🏠 Home
Comprehensive Pipeline and Key Takeaways on SFT Fine-tuning for LLM Reasoning
Oct. 2025
This post summarizes the key takeaways from existing papers and our experience on SFT fine-tuning for LLM reasoning.
Although RL has dominated reasoning post-training, SFT is still useful for many scenarios, e.g.,
(1) when training models for specific applications that do not require generalizability across applications;
(2) as a warm-start for RL training, especially for transferring models to new domains or tasks (given that RL
receives few positive signals at the beginning of training);
(3) when RL is too expensive to run or cannot find good reward functions.
In the following, we first go over the overall workflow of SFT fine-tuning for LLM reasoning, and then discuss the
recipes for each step.
We mainly focus on the experience we have drawn from SWE and security applications; some insights actually conflict
with the conventional wisdom for general math and coding reasoning, which is interesting!
Please refer to this repo for
notable papers in this space.
The typical SFT training process consists of the following steps:
- Data selection and processing: Select data/questions \(\mathcal{X}\) for generating supervised data.
- Teacher model selection: Select the proper teacher model(s) \(\mathcal{M}\) to generate reasoning data.
- Reasoning data generation: feed the selected data into the teacher model(s) and generate corresponding
responses \(\mathcal{D} = (\mathcal{X}, \mathcal{Y})\), where \(\mathcal{Y} = \mathcal{M}(\mathcal{X})\).
- Reasoning data filtering: filter the generated data based on certain criteria to ensure training
data quality.
- Base model(s) selection: select proper model(s) as the base model(s) for the student model(s).
- SFT training: fine-tune the base model on the filtered reasoning data \(\mathcal{D}\) via next-token
prediction using the cross-entropy loss.
- Testing/inference: generate responses for new inputs using the fine-tuned model.
The key steps that introduce different strategies are steps 1-5. Step 6 follows the standard supervised fine-tuning
process, and Step 7 is the standard inference process with many tricks introduced
here.
Data selection and processing
- Data quality is more important than quantity: a small amount of high-quality data is more useful
than a large amount of randomly selected data. This has been consistently observed in many applications, including general
coding, math, and SE and security tasks.
Here, high-quality data typically refers to well-structured and difficult problems that are closely related to
the target application.
These questions also need to have clear and unambiguous answers.

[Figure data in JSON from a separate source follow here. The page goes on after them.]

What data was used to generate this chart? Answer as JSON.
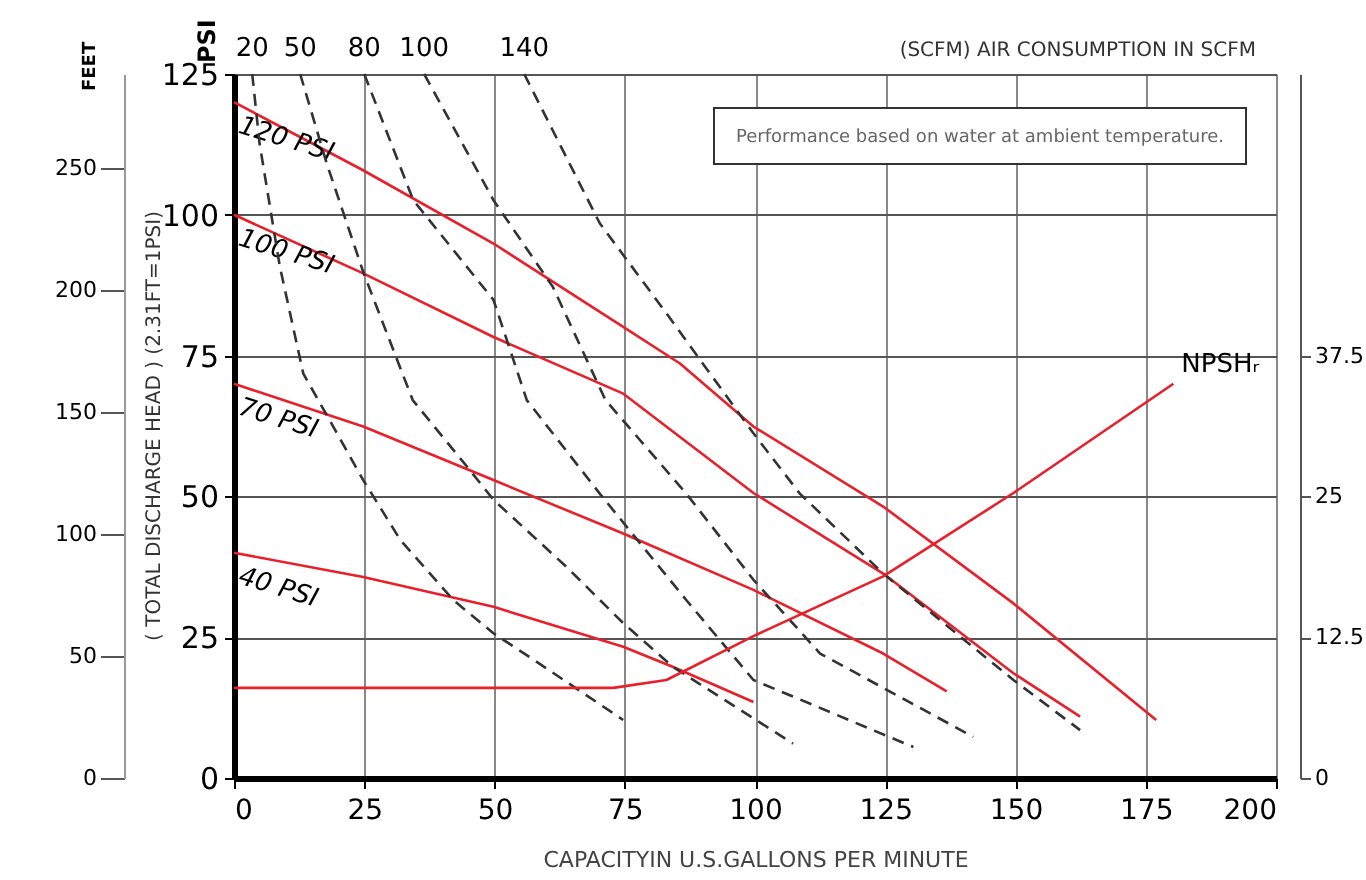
{
  "chart_data": {
    "type": "line",
    "xlabel": "CAPACITYIN U.S.GALLONS PER MINUTE",
    "ylabel": "PSI",
    "y3label": "FEET",
    "xlim": [
      0,
      200
    ],
    "xticks": [
      0,
      25,
      50,
      75,
      100,
      125,
      150,
      175,
      200
    ],
    "ylim": [
      0,
      125
    ],
    "yticks": [
      0,
      25,
      50,
      75,
      100,
      125
    ],
    "y2lim": [
      0,
      62.5
    ],
    "y2ticks": [
      0,
      12.5,
      25,
      37.5
    ],
    "y3lim": [
      0,
      288.75
    ],
    "y3ticks": [
      0,
      50,
      100,
      150,
      200,
      250
    ],
    "grid": true,
    "marker": "none",
    "annotations": [
      "Performance based on water at ambient temperature.",
      "( TOTAL DISCHARGE HEAD )  (2.31FT=1PSI)",
      "(SCFM)  AIR CONSUMPTION IN SCFM"
    ],
    "series": [
      {
        "name": "120 PSI",
        "color": "#e8202a",
        "line_style": "solid",
        "x": [
          0,
          24.6,
          49.8,
          74.7,
          85.6,
          99.7,
          124.6,
          149.6,
          177
        ],
        "values": [
          120,
          108,
          94.9,
          80.1,
          73.6,
          62.4,
          48.2,
          31,
          10.3
        ]
      },
      {
        "name": "100 PSI",
        "color": "#e8202a",
        "line_style": "solid",
        "x": [
          0,
          24.8,
          49.8,
          74.6,
          99.7,
          124.6,
          149.6,
          162.4
        ],
        "values": [
          100,
          89.6,
          78.3,
          68.3,
          50.6,
          36.3,
          18.6,
          10.9
        ]
      },
      {
        "name": "70 PSI",
        "color": "#e8202a",
        "line_style": "solid",
        "x": [
          0,
          24.8,
          49.8,
          74.7,
          99.7,
          124.6,
          136.8
        ],
        "values": [
          70,
          62.4,
          52.9,
          43.4,
          33.4,
          22.1,
          15.4
        ]
      },
      {
        "name": "40 PSI",
        "color": "#e8202a",
        "line_style": "solid",
        "x": [
          0,
          24.8,
          49.8,
          74.7,
          84.3,
          99.7
        ],
        "values": [
          40,
          35.7,
          30.4,
          23.3,
          19.7,
          13.5
        ]
      },
      {
        "name": "20",
        "color": "#333333",
        "line_style": "dashed",
        "x": [
          3.5,
          4.9,
          8.8,
          13.3,
          17.7,
          24.8,
          31.9,
          42.1,
          49.8,
          57.5,
          74.7
        ],
        "values": [
          125,
          112.7,
          90.8,
          71.8,
          64.6,
          52.9,
          42.3,
          31.6,
          25.7,
          21,
          10.3
        ]
      },
      {
        "name": "50",
        "color": "#333333",
        "line_style": "dashed",
        "x": [
          12.7,
          17.8,
          24.9,
          34.3,
          44.7,
          49.8,
          63.8,
          74.7,
          84.3,
          107.3
        ],
        "values": [
          125,
          109.1,
          89.6,
          67.1,
          55.3,
          49.4,
          37.5,
          27.5,
          19.7,
          6.1
        ]
      },
      {
        "name": "80",
        "color": "#333333",
        "line_style": "dashed",
        "x": [
          25,
          34.4,
          49.8,
          56.2,
          70.2,
          86.8,
          99.7,
          130.4
        ],
        "values": [
          125,
          102.6,
          84.9,
          67.1,
          50.5,
          31.6,
          17.4,
          5.5
        ]
      },
      {
        "name": "100",
        "color": "#333333",
        "line_style": "dashed",
        "x": [
          36.5,
          49.8,
          61.2,
          71.3,
          86.8,
          99.7,
          112.5,
          141.9
        ],
        "values": [
          125,
          102.6,
          87.2,
          67.1,
          50.5,
          35.2,
          22.1,
          7.3
        ]
      },
      {
        "name": "140",
        "color": "#333333",
        "line_style": "dashed",
        "x": [
          55.7,
          70.2,
          83,
          99.7,
          108.6,
          124.6,
          149.6,
          162.4
        ],
        "values": [
          125,
          98.5,
          82.5,
          61.2,
          50.5,
          36.3,
          17.4,
          8.5
        ]
      },
      {
        "name": "NPSHᵣ",
        "color": "#e8202a",
        "line_style": "solid",
        "axis": "y2",
        "x": [
          0,
          72.8,
          83,
          99.7,
          124.6,
          149.6,
          180.3
        ],
        "values": [
          8,
          8,
          8.7,
          12.6,
          17.9,
          25.3,
          35
        ]
      }
    ]
  }
}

- There is no consensus on whether curriculum learning is helpful for SFT training, but some works show that it
is helpful for RL-based fine-tuning.
- There are mixed takes on whether data diversity is helpful; some works show that repeatedly using the same
high-quality data is more helpful than using diverse data.
However, in our SE and security tasks, we find that data diversity can be beneficial because it covers more
scenarios, as long as all the included data are of high quality.

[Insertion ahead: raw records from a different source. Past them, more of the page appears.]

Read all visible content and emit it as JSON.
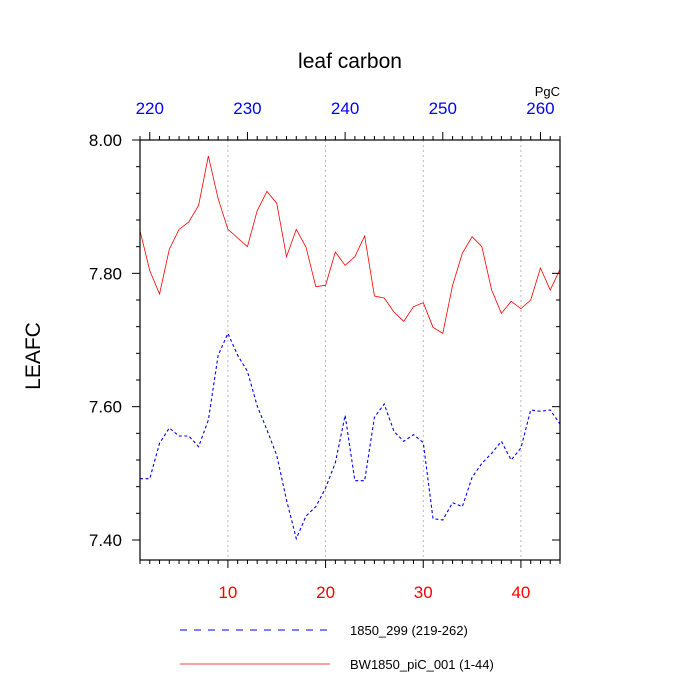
{
  "chart_data": {
    "type": "line",
    "title": "leaf carbon",
    "units_label": "PgC",
    "ylabel": "LEAFC",
    "xlim": [
      1,
      44
    ],
    "ylim": [
      7.37,
      8.0
    ],
    "x_ticks": [
      10,
      20,
      30,
      40
    ],
    "x_tick_labels": [
      "10",
      "20",
      "30",
      "40"
    ],
    "x_tick_color": "#ff0000",
    "top_x_ticks": [
      220,
      230,
      240,
      250,
      260
    ],
    "top_x_tick_labels": [
      "220",
      "230",
      "240",
      "250",
      "260"
    ],
    "top_x_offset": 218,
    "top_x_tick_color": "#0000ff",
    "y_ticks": [
      7.4,
      7.6,
      7.8,
      8.0
    ],
    "y_tick_labels": [
      "7.40",
      "7.60",
      "7.80",
      "8.00"
    ],
    "grid": "vertical dotted at major x ticks",
    "legend_position": "bottom",
    "series": [
      {
        "name": "1850_299 (219-262)",
        "color": "#0000ff",
        "style": "dashed",
        "x": [
          1,
          2,
          3,
          4,
          5,
          6,
          7,
          8,
          9,
          10,
          11,
          12,
          13,
          14,
          15,
          16,
          17,
          18,
          19,
          20,
          21,
          22,
          23,
          24,
          25,
          26,
          27,
          28,
          29,
          30,
          31,
          32,
          33,
          34,
          35,
          36,
          37,
          38,
          39,
          40,
          41,
          42,
          43,
          44
        ],
        "values": [
          7.492,
          7.492,
          7.545,
          7.568,
          7.556,
          7.556,
          7.54,
          7.58,
          7.677,
          7.71,
          7.677,
          7.653,
          7.601,
          7.565,
          7.527,
          7.46,
          7.402,
          7.436,
          7.45,
          7.478,
          7.516,
          7.587,
          7.489,
          7.489,
          7.584,
          7.604,
          7.563,
          7.548,
          7.558,
          7.546,
          7.432,
          7.43,
          7.456,
          7.45,
          7.494,
          7.515,
          7.53,
          7.548,
          7.52,
          7.538,
          7.595,
          7.593,
          7.595,
          7.574
        ]
      },
      {
        "name": "BW1850_piC_001 (1-44)",
        "color": "#ff0000",
        "style": "solid",
        "x": [
          1,
          2,
          3,
          4,
          5,
          6,
          7,
          8,
          9,
          10,
          11,
          12,
          13,
          14,
          15,
          16,
          17,
          18,
          19,
          20,
          21,
          22,
          23,
          24,
          25,
          26,
          27,
          28,
          29,
          30,
          31,
          32,
          33,
          34,
          35,
          36,
          37,
          38,
          39,
          40,
          41,
          42,
          43,
          44
        ],
        "values": [
          7.864,
          7.804,
          7.769,
          7.836,
          7.866,
          7.877,
          7.902,
          7.976,
          7.912,
          7.866,
          7.853,
          7.84,
          7.894,
          7.923,
          7.905,
          7.825,
          7.866,
          7.839,
          7.78,
          7.782,
          7.832,
          7.812,
          7.825,
          7.856,
          7.766,
          7.763,
          7.742,
          7.728,
          7.75,
          7.756,
          7.719,
          7.71,
          7.782,
          7.83,
          7.855,
          7.84,
          7.775,
          7.74,
          7.758,
          7.747,
          7.76,
          7.808,
          7.775,
          7.806
        ]
      }
    ]
  }
}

- Avoiding data contamination is critical for SFT training. We make sure that the training and testing data come
from different projects, domains, vulnerabilities, and even programming languages.
Teacher model selection
We typically select strong open-source reasoning models as our teacher models, mainly Qwen and DeepSeek
models. For agentic tasks, Kimi and GLM models can also be used.
- Existing studies have found that stronger models are not necessarily good teacher models, especially DeepSeek-R1.
We also find that using DeepSeek-R1 as the sole teacher model can lead to model collapse, as its reasoning
trajectories contain many transition words (e.g., "wait" and "but").
- We observe in some security tasks that using multiple teacher models is better than using a single
teacher model. This is probably because different models have different strengths and weaknesses, and using multiple
models can provide more diverse and comprehensive reasoning data. For example, in vulnerability detection, Qwen
and DeepSeek models have different emphases on false positives and false negatives.
- For agentic tasks, we need teacher models that can conduct tool calling; commercial models may be better
choices.
- Some open-source models tend to produce long reasoning trajectories, which are not good for SFT training because
1) small models are not good at handling long sequences; 2) training on long trajectories is more likely to trigger
model collapse.
Reasoning data generation
After selecting the teacher models, we generate reasoning data by prompting the teacher models with the selected
inputs and collecting their outputs. The prompts are in general not that important unless some specific model
behaviors are observed in the generated data. For example, models tend to hallucinate on program run-time states
(variable values and dependencies). Some specific prompts can be helpful but are not always useful.
For cases with multiple teacher models, the data mixture ratio is not that important. For example, we tried
different ratios of Qwen and DeepSeek outputs and found that the model performance was relatively stable. An even
distribution is an easy choice.
Reasoning data filtering
This is the key step for SFT training with the most tricks:
- Two typical criteria for reasoning data filtering are reasoning trajectory length and answer correctness.
- For length filtering, there is consensus that setting a maximum length threshold is helpful for SFT
training. The threshold can vary across applications. For example, in vulnerability detection, it
can be around 2K to 4K tokens.
- For SE and security tasks, within a certain length constraint, longer and more diverse reasoning is better.
- For answer correctness, early works show that it is not necessary for coding and math reasoning. The argument
is that models mainly learn how to perform reasoning rather than learning the specific answers. However, in our
SE and security tasks, we find that answer correctness is very important for SFT training. This is
probably because the reasoning process in these tasks requires domain knowledge that base models do not have;
the learning process also acquires this knowledge along with the reasoning patterns.
- There are other criteria on the quality of the reasoning trajectories that are not easy to quantify, e.g.,
whether the reasoning is coherent and whether it contains hallucinated content. In coding-related tasks, having reasoning
processes that actually reason about program states is better than pure text-based reasoning.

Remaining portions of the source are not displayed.